Kim, who travels aboard an armoured train, is in China after holding his first summit with Russian President Dmitry Medvedev in Siberia, where he offered a nuclear concession that was greeted with suspicion by Washington.
The North Korean leader is known for shunning air travel and taking extraordinary security measures, and residents in the Chinese city of Qiqihar where he spent the night said there was a heavy police presence on the streets.
"I couldn't say how many there were, but it seemed as though the city's entire police force were on the streets," one local resident told AFP by telephone on condition of anonymity.
"He has just left, and the police have gone."

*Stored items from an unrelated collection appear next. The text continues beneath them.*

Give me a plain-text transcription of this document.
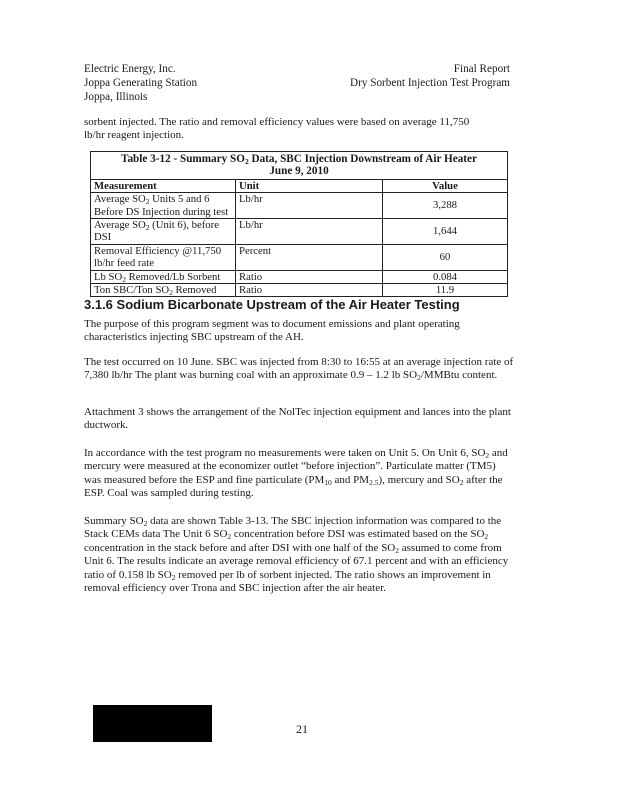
Electric Energy, Inc.
Joppa Generating Station
Joppa, Illinois
Final Report
Dry Sorbent Injection Test Program
sorbent injected. The ratio and removal efficiency values were based on average 11,750
lb/hr reagent injection.
Table 3-12 - Summary $SO_2$ Data, SBC Injection Downstream of Air Heater
June 9, 2010		
Measurement	Unit	Value
Average $SO_2$ Units 5 and 6 Before DS Injection during test	Lb/hr	3,288
Average $SO_2$ (Unit 6), before DSI	Lb/hr	1,644
Removal Efficiency @11,750 lb/hr feed rate	Percent	60
Lb $SO_2$ Removed/Lb Sorbent	Ratio	0.084
Ton SBC/Ton $SO_2$ Removed	Ratio	11.9
3.1.6 Sodium Bicarbonate Upstream of the Air Heater Testing
The purpose of this program segment was to document emissions and plant operating characteristics injecting SBC upstream of the AH.
The test occurred on 10 June. SBC was injected from 8:30 to 16:55 at an average injection rate of 7,380 lb/hr The plant was burning coal with an approximate 0.9 – 1.2 lb $SO_2$/MMBtu content.
Attachment 3 shows the arrangement of the NolTec injection equipment and lances into the plant ductwork.
In accordance with the test program no measurements were taken on Unit 5. On Unit 6, $SO_2$ and mercury were measured at the economizer outlet “before injection”. Particulate matter (TM5) was measured before the ESP and fine particulate ($PM_{10}$ and $PM_{2.5}$), mercury and $SO_2$ after the ESP. Coal was sampled during testing.
Summary $SO_2$ data are shown Table 3-13. The SBC injection information was compared to the Stack CEMs data The Unit 6 $SO_2$ concentration before DSI was estimated based on the $SO_2$ concentration in the stack before and after DSI with one half of the $SO_2$ assumed to come from Unit 6. The results indicate an average removal efficiency of 67.1 percent and with an efficiency ratio of 0.158 lb $SO_2$ removed per lb of sorbent injected. The ratio shows an improvement in removal efficiency over Trona and SBC injection after the air heater.
21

A woman who answered the phone at a machinery factory in the city, in northeastern China's Heilongjiang province, said Kim spent around half an hour visiting the plant and speaking to officials.
The source, who did not give her name, said Kim left at around 10:00 am (0200 GMT).
Beijing has declined to say whether Kim is on an official visit, or just passing through on his way back from Russia.
Previous visits by Kim to China have been shrouded in secrecy and only officially confirmed by either side after his departure.
State news agency Xinhua said Kim crossed into China by train at the border city of Manzhouli on Thursday.
It is his first visit since May, when he told China he remained committed to the denuclearisation of the Korean peninsula, and follows a Kremlin announcement that North Korea was ready to resume dialogue without preconditions.
The United States and South Korea -- who along with China and Japan make up the other six countries involved in the process -- dismissed the proposal as nothing new.
One Chinese user of the Twitter-like service Weibo who called himself Liu Bohui posted a message online reporting that Kim Jong Il's visit to Qiqihar had caused traffic chaos.
"The whole of Qiqihar is a traffic jam," Liu wrote. "I'm stopped in the road. This is the biggest traffic in Qiqihar I've ever been caught in."